Gıda güvenliği projeksiyonlarını etkileyen faktörler arasında bölgesel iklim projeksiyonlarında değişkenlik, iklim değişikliğinin azaltılması için yapılan çalışmalar, tarım ürünlerinden verilmesi beklenen biyolojik tepkiler, aşırı hava olayları (kuraklıklar, seller), finansal dalgalanmalar ile haşere ve hastalıkların dağılımının değişmesi yer almaktadır. Sıcaklık ve yağış değişikliklerinin, küresel gıda fiyatlarını 2050 yılına kadar %3–84 oranında artırması öngörülmektedir. İklim değişikliğinin gıda fiyatlarına olan etkisi arazi kullanım değişiklikleri, enerji politikaları ve gıda ticaretindeki farklılıklar ile birlikte ele alınmalıdır. Özellikle enerji üretimi için tarım alanlarının kullanılması ve bunun bir politika aracı olarak geliştirilmesi problemleri daha da artırabilir.

Devletler dikkatlerini ısınmanın 1.5-2 derece ile sınırlandırılmasına yöneltmiş olsalar da Paris Anlaşması’nın kabul edildiği günden bu yana ortaya konan çabalar, devletlerin konunun ciddiyetini kavramadığını göstermektedir. Şimdiye kadarki dönemde devletler verdikleri tüm sözleri yerine getirecek olsalar bile küresel ısınmanın en az 3 derece olması beklenmektedir. ABD gibi ülkelerin şimdiden taahhütlerini yerine getirmeyeceklerini açıklamış olmaları da beklememiz gereken ısınmanın 3 derecenin çok daha üzerinde olması gerektiğini ortaya koymaktadır.

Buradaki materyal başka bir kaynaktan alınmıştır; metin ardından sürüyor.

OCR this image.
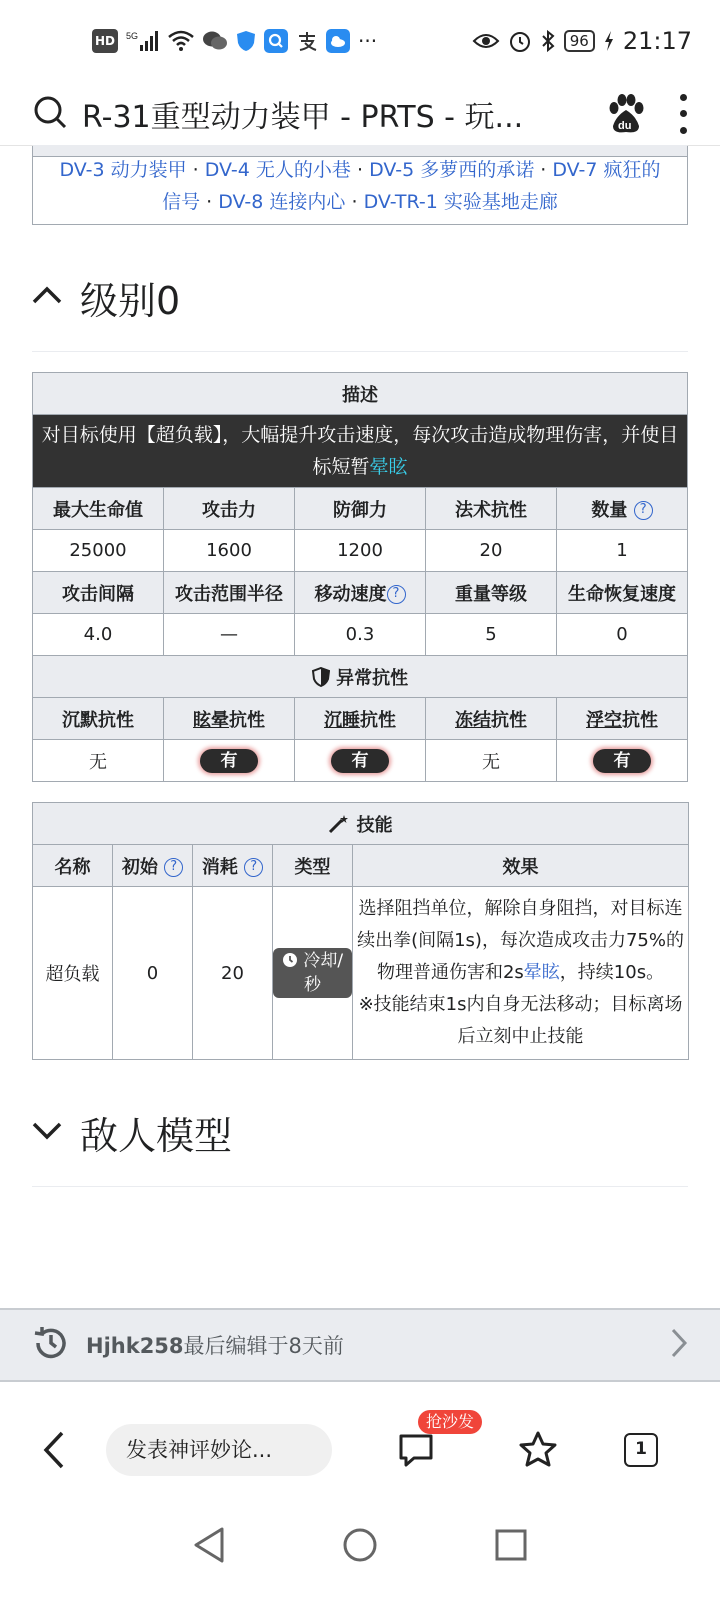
HD	5G	···	96 21:17
R-31重型动力装甲 - PRTS - 玩...	du
DV-3 动力装甲 · DV-4 无人的小巷 · DV-5 多萝西的承诺 · DV-7 疯狂的信号 · DV-8 连接内心 · DV-TR-1 实验基地走廊
级别0
描述				
对目标使用【超负载】，大幅提升攻击速度，每次攻击造成物理伤害，并使目标短暂晕眩				
最大生命值	攻击力	防御力	法术抗性	数量 ?
25000	1600	1200	20	1
攻击间隔	攻击范围半径	移动速度 ?	重量等级	生命恢复速度
4.0	—	0.3	5	0
异常抗性				
沉默抗性	眩晕抗性	沉睡抗性	冻结抗性	浮空抗性
无	有	有	无	有
技能				
名称	初始 ?	消耗 ?	类型	效果
超负载	0	20	冷却/秒	选择阻挡单位，解除自身阻挡，对目标连续出拳(间隔1s)，每次造成攻击力75%的物理普通伤害和2s晕眩，持续10s。
※技能结束1s内自身无法移动；目标离场后立刻中止技能
敌人模型
Hjhk258最后编辑于8天前
发表神评妙论...
抢沙发
1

Şimdiye kadar yapılan çalışmalar tüm tahıllarda, ama özellikle buğday ve mısırda verimin 2 derece eşiği aşıldıktan sonra düşmekte olduğunu göstermektedir. Tropik bölgelerde ortalamada her derece sıcaklık artışının mısır tarımında hektar başına verimin yarım ton azalmasına neden olduğu raporlanmıştır. Benzer çalışmalar her derecelik sıcaklık artışında verimin buğday için %6.0, pirinç için %3.2, mısır için %7.4 ve soya fasulyesi için de %3.1 azaldığını göstermiştir.

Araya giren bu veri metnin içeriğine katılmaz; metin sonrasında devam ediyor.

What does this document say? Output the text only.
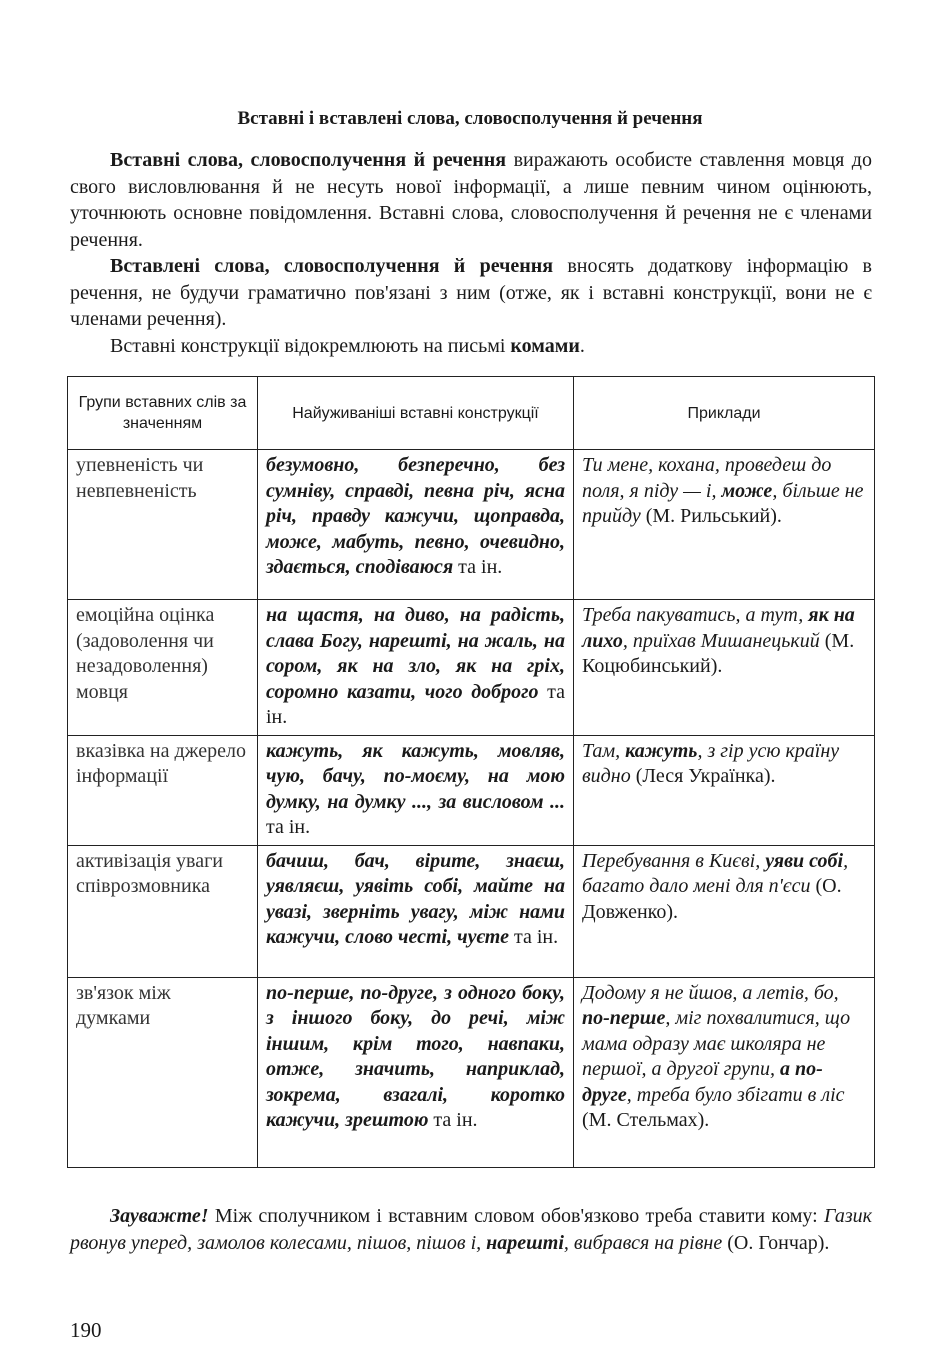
Вставні і вставлені слова, словосполучення й речення

Вставні слова, словосполучення й речення виражають особисте ставлення мовця до свого висловлювання й не несуть нової інформації, а лише певним чином оцінюють, уточнюють основне повідомлення. Вставні слова, словосполучення й речення не є членами речення.

Вставлені слова, словосполучення й речення вносять додаткову інформацію в речення, не будучи граматично пов'язані з ним (отже, як і вставні конструкції, вони не є членами речення).

Вставні конструкції відокремлюють на письмі комами.

Групи вставних слів за значенням	Найуживаніші вставні конструкції	Приклади
упевненість чи невпевненість	безумовно, безперечно, без сумніву, справді, певна річ, ясна річ, правду кажучи, щоправда, може, мабуть, певно, очевидно, здається, сподіваюся та ін.	Ти мене, кохана, проведеш до поля, я піду — і, може, більше не прийду (М. Рильський).
емоційна оцінка (задоволення чи незадоволення) мовця	на щастя, на диво, на радість, слава Богу, нарешті, на жаль, на сором, як на зло, як на гріх, соромно казати, чого доброго та ін.	Треба пакуватись, а тут, як на лихо, приїхав Мишанецький (М. Коцюбинський).
вказівка на джерело інформації	кажуть, як кажуть, мовляв, чую, бачу, по-моєму, на мою думку, на думку ..., за висловом ... та ін.	Там, кажуть, з гір усю країну видно (Леся Українка).
активізація уваги співрозмовника	бачиш, бач, вірите, знаєш, уявляєш, уявіть собі, майте на увазі, зверніть увагу, між нами кажучи, слово честі, чуєте та ін.	Перебування в Києві, уяви собі, багато дало мені для п'єси (О. Довженко).
зв'язок між думками	по-перше, по-друге, з одного боку, з іншого боку, до речі, між іншим, крім того, навпаки, отже, значить, наприклад, зокрема, взагалі, коротко кажучи, зрештою та ін.	Додому я не йшов, а летів, бо, по-перше, міг похвалитися, що мама одразу має школяра не першої, а другої групи, а по-друге, треба було збігати в ліс (М. Стельмах).

Зауважте! Між сполучником і вставним словом обов'язково треба ставити кому: Газик рвонув уперед, замолов колесами, пішов, пішов і, нарешті, вибрався на рівне (О. Гончар).

190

Ülkemiz iklim değişikliğinden en fazla etkilenmesi beklenen Akdeniz Havzası’nda yer almaktadır. Akdeniz Havzası’nda bugüne kadar gözlemlenen sıcaklık artışı dünya ortalamasının %50 üzerindedir. Yani önlem alınmadığı takdirde yüzyılın sonuna kadar dünya ortalaması en az 3 derece artacaksa bu artış ülkemizde en az 4.5 derece olacaktır. Bu sıcaklık artışını %20-30 aralığında yağış azalması ve bu azalmanın etkilerinin de yağışın sağanak halinde gelmesi nedeniyle daha kötüleşeceği düşünülmektedir. Bundan dolayı yukarıda dünya geneli için verilen verim düşüşlerinden yola çıkarak yüzyıl sonuna kadar buğdayda %27, pirinçte %14.4, mısırda %33.3 ve soya fasulyesinde %14 verim azalması beklememiz gerekir.

İklim değişikliğinin özellikle içinde yaşadığımız bölgede son derece çarpıcı sonuçlara yol açması beklenmektedir. Umudumuz devletlerin durumun ciddiyetini kavrayarak gerekli önlemleri alması ve bizleri bu kötü sonuçlardan uzak tutmasıdır. Ancak bizlere düşen de tüm olasılıkları hesaba katarak en kötü senaryoya göre planlama yapmaktır.

Kaynak

Yazar Hakkında /

levent@brikasurdurulebilirlik.com

Levent Kurnaz, Avusturya Lisesi’ni 1984’te, Boğaziçi Üniversitesi Elektrik ve Elektronik Mühendisliği Bölümü’nü 1988’de, Fizik Bölümü’nü 1990 yılında bitirirken Elektrik ve Elektronik alanında yüksek mühendis derecesi de almıştır. ABD, Pittsburgh Üniversitesi Fizik Bölümü’nden 1991 yılında yüksek lisans, 1994 yılında ise doktora derecesiyle mezun olmuştur. 1997 yılına kadar New Orleans’daki Tulane Üniversitesi Kimya Bölümü’nde doktora sonrası çalışmalarını tamamladıktan sonra Türkiye’ye dönerek Boğaziçi Üniversitesi’nde öğretim üyesi olarak görev almıştır. Çalışmalarını halen Boğaziçi Üniversitesi Fizik Bölümü’nde sürdürmekte olan Prof. Dr. Levent Kurnaz’ın biri yurtdışında yayınlanan iki kitabı, otuzun üzerinde bilimsel makalesi bulunmaktadır. Aynı zamanda Boğaziçi Üniversitesi İklim Değişikliği ve Politikaları Araştırma Merkezi Müdürlüğü yapmaktadır. Birleşmiş Milletler Genel Sekreteri’ne bağlı olarak Genel Sekreter’in Sürdürülebilirlik Danışmanı Jeffrey Sachs tarafından oluşturulan Sürdürülebilirlik Çözümleri Ağı’nın Türkiye eş-başkanlığı görevinde de bulunan Levent Kurnaz halen Boğaziçi Üniversitesi’nde iklim değişikliği ve sürdürülebilirlik ile ilgili lisans ve lisansüstü dersler vermektedir.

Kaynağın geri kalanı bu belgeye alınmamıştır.